In recent years, the Patriotic Association and the Religious Bureau have escalated their abuse against Catholics who remain loyal to the Vatican. Faced with continued discrimination, these underground churches tried to bypass the Patriotic Association and form a direct relationship with Rome. Reports estimate that these Chinese worshippers account for at least 85 percent of the total adherents in the country. With such a significant majority, the Vatican believes that the time has come to end the Patriotic Association.
The Holy See believes that Beijing sincerely wants to establish diplomatic relations with the Vatican, sensing that the Chinese authorities—especially the Ministry of Foreign Affairs—have already realized that their Patriotic Association has become a burden to the country, another bureaucratic relic that prevents the rest of the world from seeing the modern and progressive side of China. Officials in Rome presume that Beijing sincerely wants to establish a diplomatic relation with the Vatican before the 2008 Olympic Game to further improve China's international image.
While there is strong evidence that the Chinese foreign affairs system believes in improving diplomatic relations, the ideology departments have a different agenda. Many question how the Patriotic Association Vice President and the Religious Affairs Bureau Director, with virtually no backing from high-level officials, can continue to blatantly violate agreements between the Chinese communist regime and the Vatican.
After 20 years of reform, China has indeed become a more open society, but it is far from being a free country. Ideology-related departments still represent an important component of the state machine and they carry heavy influence. As organized religions such as Falun Gong and Xiang Gong still endure severe state repression, it is unlikely that the CCP would willingly allow a distant authority in Rome to manage the 13 million Catholics that belong to these unofficial underground churches.
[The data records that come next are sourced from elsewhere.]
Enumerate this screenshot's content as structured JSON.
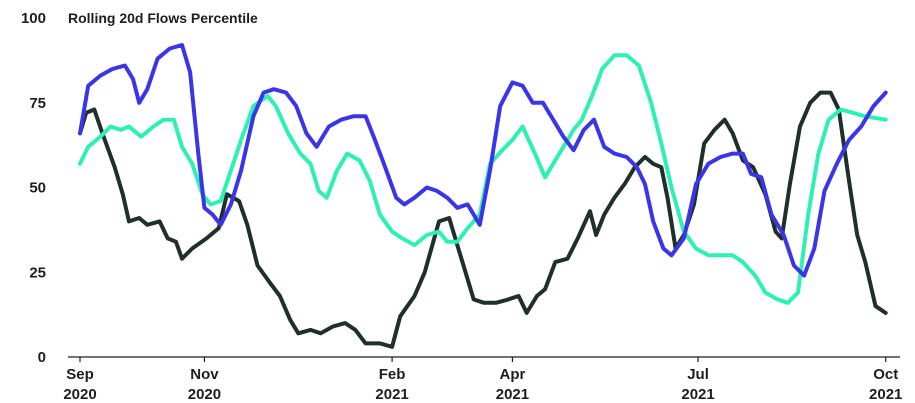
{
  "chart_data": {
    "type": "line",
    "title": "Rolling 20d Flows Percentile",
    "xlabel": "",
    "ylabel": "",
    "ylim": [
      0,
      100
    ],
    "yticks": [
      0,
      25,
      50,
      75,
      100
    ],
    "xlim": [
      "2020-09-01",
      "2021-10-08"
    ],
    "xticks": [
      {
        "date": "2020-09-01",
        "line1": "Sep",
        "line2": "2020"
      },
      {
        "date": "2020-11-01",
        "line1": "Nov",
        "line2": "2020"
      },
      {
        "date": "2021-02-01",
        "line1": "Feb",
        "line2": "2021"
      },
      {
        "date": "2021-04-01",
        "line1": "Apr",
        "line2": "2021"
      },
      {
        "date": "2021-07-01",
        "line1": "Jul",
        "line2": "2021"
      },
      {
        "date": "2021-10-01",
        "line1": "Oct",
        "line2": "2021"
      }
    ],
    "grid": false,
    "legend": "none",
    "series": [
      {
        "color": "#1f3028",
        "points": [
          [
            "2020-09-01",
            66
          ],
          [
            "2020-09-04",
            72
          ],
          [
            "2020-09-08",
            73
          ],
          [
            "2020-09-12",
            66
          ],
          [
            "2020-09-18",
            56
          ],
          [
            "2020-09-22",
            48
          ],
          [
            "2020-09-25",
            40
          ],
          [
            "2020-09-30",
            41
          ],
          [
            "2020-10-04",
            39
          ],
          [
            "2020-10-10",
            40
          ],
          [
            "2020-10-14",
            35
          ],
          [
            "2020-10-18",
            34
          ],
          [
            "2020-10-21",
            29
          ],
          [
            "2020-10-26",
            32
          ],
          [
            "2020-11-02",
            35
          ],
          [
            "2020-11-08",
            38
          ],
          [
            "2020-11-12",
            48
          ],
          [
            "2020-11-18",
            46
          ],
          [
            "2020-11-22",
            39
          ],
          [
            "2020-11-27",
            27
          ],
          [
            "2020-12-03",
            22
          ],
          [
            "2020-12-08",
            18
          ],
          [
            "2020-12-13",
            11
          ],
          [
            "2020-12-17",
            7
          ],
          [
            "2020-12-23",
            8
          ],
          [
            "2020-12-28",
            7
          ],
          [
            "2021-01-03",
            9
          ],
          [
            "2021-01-09",
            10
          ],
          [
            "2021-01-14",
            8
          ],
          [
            "2021-01-19",
            4
          ],
          [
            "2021-01-26",
            4
          ],
          [
            "2021-02-01",
            3
          ],
          [
            "2021-02-05",
            12
          ],
          [
            "2021-02-12",
            18
          ],
          [
            "2021-02-17",
            25
          ],
          [
            "2021-02-24",
            40
          ],
          [
            "2021-03-01",
            41
          ],
          [
            "2021-03-04",
            35
          ],
          [
            "2021-03-08",
            27
          ],
          [
            "2021-03-13",
            17
          ],
          [
            "2021-03-18",
            16
          ],
          [
            "2021-03-24",
            16
          ],
          [
            "2021-03-30",
            17
          ],
          [
            "2021-04-04",
            18
          ],
          [
            "2021-04-08",
            13
          ],
          [
            "2021-04-13",
            18
          ],
          [
            "2021-04-17",
            20
          ],
          [
            "2021-04-22",
            28
          ],
          [
            "2021-04-28",
            29
          ],
          [
            "2021-05-03",
            35
          ],
          [
            "2021-05-09",
            43
          ],
          [
            "2021-05-12",
            36
          ],
          [
            "2021-05-16",
            42
          ],
          [
            "2021-05-21",
            47
          ],
          [
            "2021-05-26",
            51
          ],
          [
            "2021-05-31",
            56
          ],
          [
            "2021-06-05",
            59
          ],
          [
            "2021-06-09",
            57
          ],
          [
            "2021-06-13",
            56
          ],
          [
            "2021-06-16",
            47
          ],
          [
            "2021-06-20",
            32
          ],
          [
            "2021-06-24",
            36
          ],
          [
            "2021-06-29",
            45
          ],
          [
            "2021-07-04",
            63
          ],
          [
            "2021-07-09",
            67
          ],
          [
            "2021-07-14",
            70
          ],
          [
            "2021-07-18",
            66
          ],
          [
            "2021-07-23",
            58
          ],
          [
            "2021-07-28",
            56
          ],
          [
            "2021-08-03",
            48
          ],
          [
            "2021-08-08",
            37
          ],
          [
            "2021-08-11",
            35
          ],
          [
            "2021-08-15",
            51
          ],
          [
            "2021-08-20",
            68
          ],
          [
            "2021-08-25",
            75
          ],
          [
            "2021-08-30",
            78
          ],
          [
            "2021-09-04",
            78
          ],
          [
            "2021-09-08",
            73
          ],
          [
            "2021-09-13",
            52
          ],
          [
            "2021-09-17",
            36
          ],
          [
            "2021-09-21",
            28
          ],
          [
            "2021-09-26",
            15
          ],
          [
            "2021-10-01",
            13
          ]
        ]
      },
      {
        "color": "#2cf0b4",
        "points": [
          [
            "2020-09-01",
            57
          ],
          [
            "2020-09-05",
            62
          ],
          [
            "2020-09-11",
            65
          ],
          [
            "2020-09-16",
            68
          ],
          [
            "2020-09-21",
            67
          ],
          [
            "2020-09-25",
            68
          ],
          [
            "2020-10-01",
            65
          ],
          [
            "2020-10-07",
            68
          ],
          [
            "2020-10-12",
            70
          ],
          [
            "2020-10-17",
            70
          ],
          [
            "2020-10-21",
            62
          ],
          [
            "2020-10-26",
            57
          ],
          [
            "2020-10-31",
            48
          ],
          [
            "2020-11-04",
            45
          ],
          [
            "2020-11-09",
            46
          ],
          [
            "2020-11-14",
            55
          ],
          [
            "2020-11-19",
            64
          ],
          [
            "2020-11-25",
            74
          ],
          [
            "2020-12-02",
            77
          ],
          [
            "2020-12-06",
            74
          ],
          [
            "2020-12-12",
            66
          ],
          [
            "2020-12-18",
            60
          ],
          [
            "2020-12-23",
            57
          ],
          [
            "2020-12-27",
            49
          ],
          [
            "2020-12-31",
            47
          ],
          [
            "2021-01-05",
            55
          ],
          [
            "2021-01-10",
            60
          ],
          [
            "2021-01-16",
            58
          ],
          [
            "2021-01-21",
            52
          ],
          [
            "2021-01-26",
            42
          ],
          [
            "2021-02-01",
            37
          ],
          [
            "2021-02-06",
            35
          ],
          [
            "2021-02-12",
            33
          ],
          [
            "2021-02-18",
            36
          ],
          [
            "2021-02-24",
            37
          ],
          [
            "2021-02-28",
            34
          ],
          [
            "2021-03-05",
            34
          ],
          [
            "2021-03-10",
            38
          ],
          [
            "2021-03-16",
            42
          ],
          [
            "2021-03-21",
            57
          ],
          [
            "2021-03-27",
            61
          ],
          [
            "2021-04-01",
            64
          ],
          [
            "2021-04-06",
            68
          ],
          [
            "2021-04-12",
            60
          ],
          [
            "2021-04-17",
            53
          ],
          [
            "2021-04-21",
            57
          ],
          [
            "2021-04-26",
            62
          ],
          [
            "2021-05-01",
            67
          ],
          [
            "2021-05-05",
            70
          ],
          [
            "2021-05-10",
            77
          ],
          [
            "2021-05-15",
            85
          ],
          [
            "2021-05-21",
            89
          ],
          [
            "2021-05-27",
            89
          ],
          [
            "2021-06-02",
            86
          ],
          [
            "2021-06-08",
            75
          ],
          [
            "2021-06-13",
            63
          ],
          [
            "2021-06-18",
            50
          ],
          [
            "2021-06-24",
            37
          ],
          [
            "2021-06-30",
            32
          ],
          [
            "2021-07-06",
            30
          ],
          [
            "2021-07-12",
            30
          ],
          [
            "2021-07-18",
            30
          ],
          [
            "2021-07-23",
            28
          ],
          [
            "2021-07-29",
            24
          ],
          [
            "2021-08-03",
            19
          ],
          [
            "2021-08-09",
            17
          ],
          [
            "2021-08-14",
            16
          ],
          [
            "2021-08-19",
            19
          ],
          [
            "2021-08-24",
            42
          ],
          [
            "2021-08-29",
            60
          ],
          [
            "2021-09-03",
            70
          ],
          [
            "2021-09-09",
            73
          ],
          [
            "2021-09-15",
            72
          ],
          [
            "2021-09-21",
            71
          ],
          [
            "2021-10-01",
            70
          ]
        ]
      },
      {
        "color": "#3b35e8",
        "points": [
          [
            "2020-09-01",
            66
          ],
          [
            "2020-09-05",
            80
          ],
          [
            "2020-09-11",
            83
          ],
          [
            "2020-09-17",
            85
          ],
          [
            "2020-09-23",
            86
          ],
          [
            "2020-09-27",
            82
          ],
          [
            "2020-09-30",
            75
          ],
          [
            "2020-10-04",
            79
          ],
          [
            "2020-10-09",
            88
          ],
          [
            "2020-10-15",
            91
          ],
          [
            "2020-10-21",
            92
          ],
          [
            "2020-10-25",
            84
          ],
          [
            "2020-10-29",
            60
          ],
          [
            "2020-11-01",
            44
          ],
          [
            "2020-11-05",
            42
          ],
          [
            "2020-11-09",
            39
          ],
          [
            "2020-11-14",
            45
          ],
          [
            "2020-11-19",
            55
          ],
          [
            "2020-11-25",
            71
          ],
          [
            "2020-11-30",
            78
          ],
          [
            "2020-12-05",
            79
          ],
          [
            "2020-12-11",
            78
          ],
          [
            "2020-12-16",
            74
          ],
          [
            "2020-12-21",
            66
          ],
          [
            "2020-12-26",
            62
          ],
          [
            "2021-01-01",
            68
          ],
          [
            "2021-01-07",
            70
          ],
          [
            "2021-01-13",
            71
          ],
          [
            "2021-01-19",
            71
          ],
          [
            "2021-01-23",
            65
          ],
          [
            "2021-01-28",
            57
          ],
          [
            "2021-02-03",
            47
          ],
          [
            "2021-02-07",
            45
          ],
          [
            "2021-02-12",
            47
          ],
          [
            "2021-02-18",
            50
          ],
          [
            "2021-02-23",
            49
          ],
          [
            "2021-02-28",
            47
          ],
          [
            "2021-03-05",
            44
          ],
          [
            "2021-03-10",
            45
          ],
          [
            "2021-03-16",
            39
          ],
          [
            "2021-03-21",
            55
          ],
          [
            "2021-03-26",
            74
          ],
          [
            "2021-04-01",
            81
          ],
          [
            "2021-04-06",
            80
          ],
          [
            "2021-04-11",
            75
          ],
          [
            "2021-04-16",
            75
          ],
          [
            "2021-04-21",
            70
          ],
          [
            "2021-04-26",
            65
          ],
          [
            "2021-05-01",
            61
          ],
          [
            "2021-05-06",
            67
          ],
          [
            "2021-05-11",
            70
          ],
          [
            "2021-05-16",
            62
          ],
          [
            "2021-05-21",
            60
          ],
          [
            "2021-05-27",
            59
          ],
          [
            "2021-06-01",
            56
          ],
          [
            "2021-06-05",
            51
          ],
          [
            "2021-06-09",
            40
          ],
          [
            "2021-06-14",
            32
          ],
          [
            "2021-06-18",
            30
          ],
          [
            "2021-06-24",
            35
          ],
          [
            "2021-06-30",
            51
          ],
          [
            "2021-07-06",
            57
          ],
          [
            "2021-07-12",
            59
          ],
          [
            "2021-07-18",
            60
          ],
          [
            "2021-07-23",
            60
          ],
          [
            "2021-07-27",
            54
          ],
          [
            "2021-08-01",
            53
          ],
          [
            "2021-08-06",
            42
          ],
          [
            "2021-08-12",
            36
          ],
          [
            "2021-08-17",
            27
          ],
          [
            "2021-08-22",
            24
          ],
          [
            "2021-08-27",
            32
          ],
          [
            "2021-09-01",
            49
          ],
          [
            "2021-09-07",
            57
          ],
          [
            "2021-09-13",
            64
          ],
          [
            "2021-09-19",
            68
          ],
          [
            "2021-09-25",
            74
          ],
          [
            "2021-10-01",
            78
          ]
        ]
      }
    ]
  }
}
The Vatican called upon its adherents to boycott the Patriotic Association as a way to constrain and marginalize the organization. At the meeting in Rome, one individual even called on the Holy See to use its influence to persuade Beijing to abolish the Patriotic Association.
As China weighs the desire for tight control against a more favorable international profile, one will see just how influential the Vatican can be.